想到这里之后,她干脆就直接拿出电话拨打了一个熟悉的号码过去。
手机对面那个人很快的也就接通了,不仅如此,接了她的电话,对面那个人也很高兴。
“妈妈。”周念念隔着手机电话在那里开过,喊了她一声。
这些年里面,他们两个人通过这个话在那里一直联系着,不过好在她的儿子虽然年纪很小,但是却愿意听她的话,很多时候都愿意帮助她。
“念念,你想不想要见到妈妈,我现在有一个事情想要跟你说,希望你能过去做。”
在这个时候她也就不由得想了一下,心里面已经有了一个主意了。
“想,只要能够见到妈妈,让念念做什么都愿意。”周念念在自己的屋子里面,因为刚刚洗过澡的关系,他身上穿着一件睡衣。
“是这样子的,等一下你爸爸回来的时候你就说你想妈妈了,然后来见我,不仅如此,你还要跟他说想要让他和你一起来找我,知道吗?”
有这个孩子在这里,她也不相信对方会不答应这一件事情,打定了这么一个主意之后,她也就觉得这个办法可行。
“好。”周念念人小鬼大,又怎么可能不明白她说的这个说法是什么。
两个人又继续在手机对面聊了一会儿,总算是把这件事情给商量的差不多了。
不过聊了一会儿之后,周念念很快的也就说,柯景行他们已经回来了,就把电话给匆忙挂断了。
刚刚打完电话,周念念穿着睡衣踩着一双拖鞋,就直接来到了楼下,刚好看到了,他们两个人从外面的位置回来。
“爸爸,谭阿姨。”周念念看着对方在那里喊了一声样子,十分的乖巧。
“嗯。”柯景行在那点了点头,也没有说什么。
“我有件事情想要跟爸爸说,爸爸能不能过来我的房间一趟?”
毕竟在这个时候,他还想起了刚刚对方给他打的那个电话,在电话里面和他说的那个内容。
所以他就有些迫不及待的,想要把这个消息给对方,说让对方答应他的这个要求。
听到对方说那句话的时候,柯景行下意识的看了一下旁边这个人一眼,他现在身上还很狼狈,穿着他的西装外套。

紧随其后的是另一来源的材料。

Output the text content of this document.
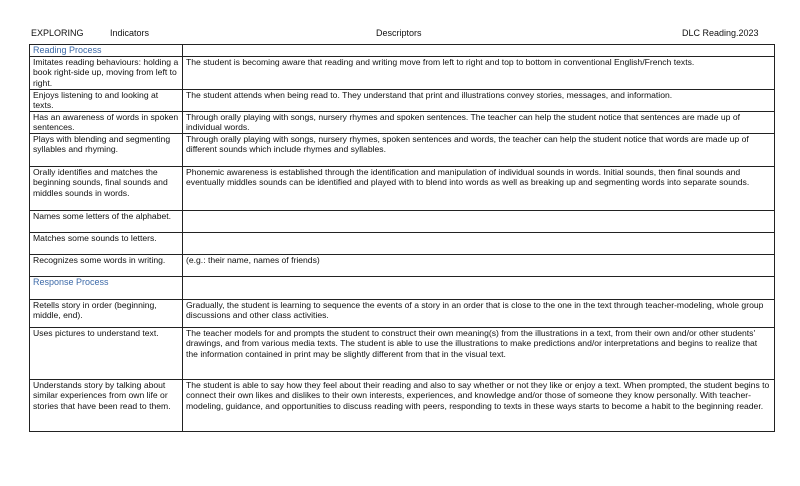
EXPLORING	Indicators	Descriptors	DLC Reading.2023
Reading Process	
Imitates reading behaviours: holding a book right-side up, moving from left to right.	The student is becoming aware that reading and writing move from left to right and top to bottom in conventional English/French texts.
Enjoys listening to and looking at texts.	The student attends when being read to. They understand that print and illustrations convey stories, messages, and information.
Has an awareness of words in spoken sentences.	Through orally playing with songs, nursery rhymes and spoken sentences. The teacher can help the student notice that sentences are made up of individual words.
Plays with blending and segmenting syllables and rhyming.	Through orally playing with songs, nursery rhymes, spoken sentences and words, the teacher can help the student notice that words are made up of different sounds which include rhymes and syllables.
Orally identifies and matches the beginning sounds, final sounds and middles sounds in words.	Phonemic awareness is established through the identification and manipulation of individual sounds in words. Initial sounds, then final sounds and eventually middles sounds can be identified and played with to blend into words as well as breaking up and segmenting words into separate sounds.
Names some letters of the alphabet.	
Matches some sounds to letters.	
Recognizes some words in writing.	(e.g.: their name, names of friends)
Response Process	
Retells story in order (beginning, middle, end).	Gradually, the student is learning to sequence the events of a story in an order that is close to the one in the text through teacher-modeling, whole group discussions and other class activities.
Uses pictures to understand text.	The teacher models for and prompts the student to construct their own meaning(s) from the illustrations in a text, from their own and/or other students' drawings, and from various media texts. The student is able to use the illustrations to make predictions and/or interpretations and begins to realize that the information contained in print may be slightly different from that in the visual text.
Understands story by talking about similar experiences from own life or stories that have been read to them.	The student is able to say how they feel about their reading and also to say whether or not they like or enjoy a text. When prompted, the student begins to connect their own likes and dislikes to their own interests, experiences, and knowledge and/or those of someone they know personally. With teacher-modeling, guidance, and opportunities to discuss reading with peers, responding to texts in these ways starts to become a habit to the beginning reader.
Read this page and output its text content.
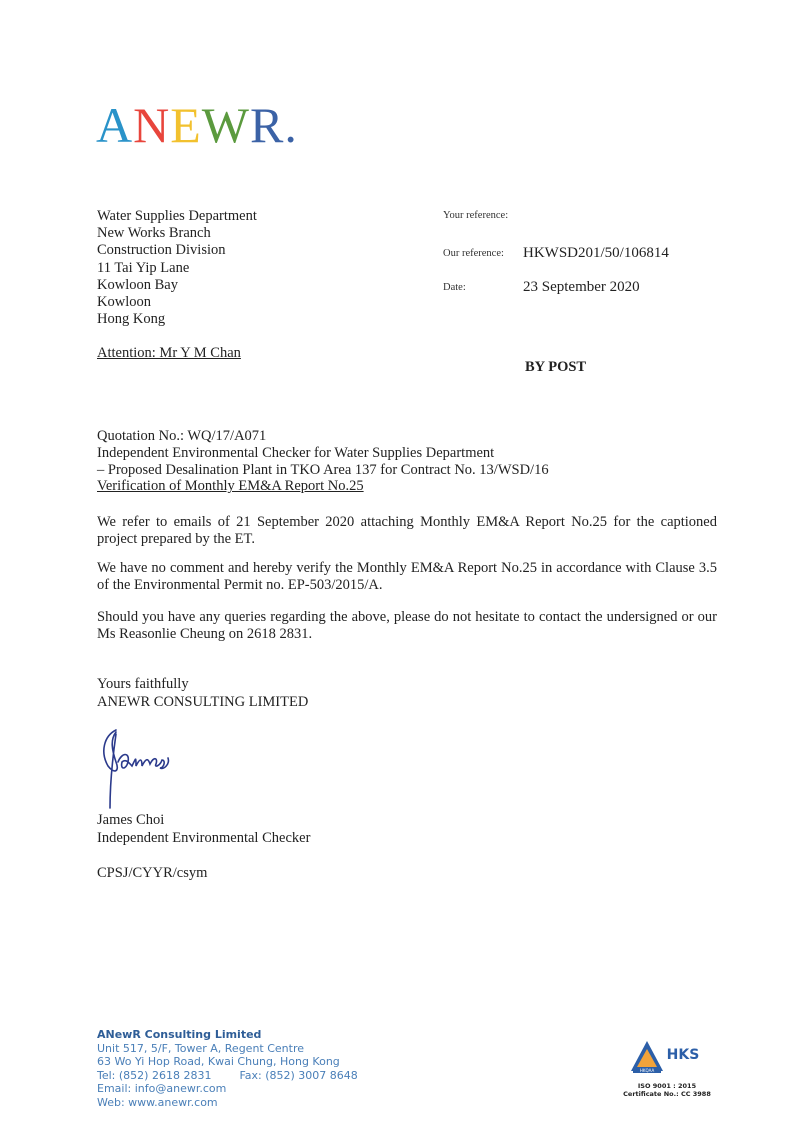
ANEWR.
Water Supplies Department
New Works Branch
Construction Division
11 Tai Yip Lane
Kowloon Bay
Kowloon
Hong Kong
Attention: Mr Y M Chan
Your reference:
Our reference: HKWSD201/50/106814
Date:	23 September 2020
BY POST
Quotation No.: WQ/17/A071
Independent Environmental Checker for Water Supplies Department
– Proposed Desalination Plant in TKO Area 137 for Contract No. 13/WSD/16
Verification of Monthly EM&A Report No.25
We refer to emails of 21 September 2020 attaching Monthly EM&A Report No.25 for the captioned project prepared by the ET.
We have no comment and hereby verify the Monthly EM&A Report No.25 in accordance with Clause 3.5 of the Environmental Permit no. EP-503/2015/A.
Should you have any queries regarding the above, please do not hesitate to contact the undersigned or our Ms Reasonlie Cheung on 2618 2831.
Yours faithfully
ANEWR CONSULTING LIMITED
James Choi
Independent Environmental Checker
CPSJ/CYYR/csym
ANewR Consulting Limited
Unit 517, 5/F, Tower A, Regent Centre
63 Wo Yi Hop Road, Kwai Chung, Hong Kong
Tel: (852) 2618 2831	Fax: (852) 3007 8648
Email: info@anewr.com
Web: www.anewr.com
HKQAA
HKS
ISO 9001 : 2015
Certificate No.: CC 3988
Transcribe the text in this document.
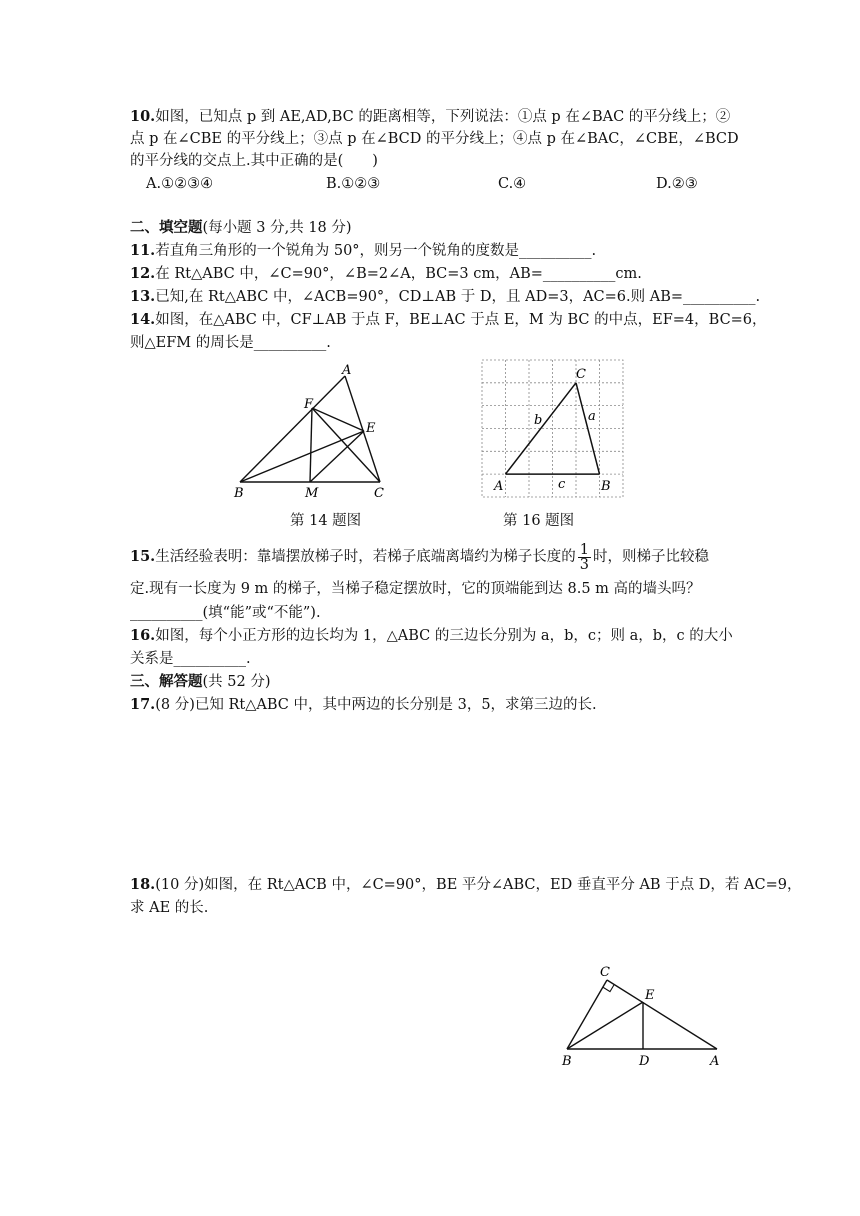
10.如图，已知点 p 到 AE,AD,BC 的距离相等，下列说法：①点 p 在∠BAC 的平分线上；②
点 p 在∠CBE 的平分线上；③点 p 在∠BCD 的平分线上；④点 p 在∠BAC，∠CBE，∠BCD
的平分线的交点上.其中正确的是(　　)
A.①②③④	B.①②③	C.④	D.②③
二、填空题(每小题 3 分,共 18 分)
11.若直角三角形的一个锐角为 50°，则另一个锐角的度数是__________.
12.在 Rt△ABC 中，∠C=90°，∠B=2∠A，BC=3 cm，AB=__________cm.
13.已知,在 Rt△ABC 中，∠ACB=90°，CD⊥AB 于 D，且 AD=3，AC=6.则 AB=__________.
14.如图，在△ABC 中，CF⊥AB 于点 F，BE⊥AC 于点 E，M 为 BC 的中点，EF=4，BC=6，
则△EFM 的周长是__________.
A
F
E
B	M	C
第 14 题图
C
A	B
b	a
c
第 16 题图
15.生活经验表明：靠墙摆放梯子时，若梯子底端离墙约为梯子长度的 $\frac{1}{3}$ 时，则梯子比较稳
定.现有一长度为 9 m 的梯子，当梯子稳定摆放时，它的顶端能到达 8.5 m 高的墙头吗？
__________(填“能”或“不能”).
16.如图，每个小正方形的边长均为 1，△ABC 的三边长分别为 a，b，c；则 a，b，c 的大小
关系是__________.
三、解答题(共 52 分)
17.(8 分)已知 Rt△ABC 中，其中两边的长分别是 3，5，求第三边的长.
18.(10 分)如图，在 Rt△ACB 中，∠C=90°，BE 平分∠ABC，ED 垂直平分 AB 于点 D，若 AC=9，
求 AE 的长.
C
E
B	D	A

“没事的,你就先去跟她聊聊吧,也许是有什么事情想要跟你说。”谭秋雨推了推他,她也明白自己不受他儿子的待见,也没有打算强求对方。
“你去跟他说话的时候,我刚好可以洗漱一下,也许是因为身上有那些酒渍的关系,有些黏黏的。”
这是真的,那么多的香槟撒在了她的身上,这一路上她都在那里强忍着不适。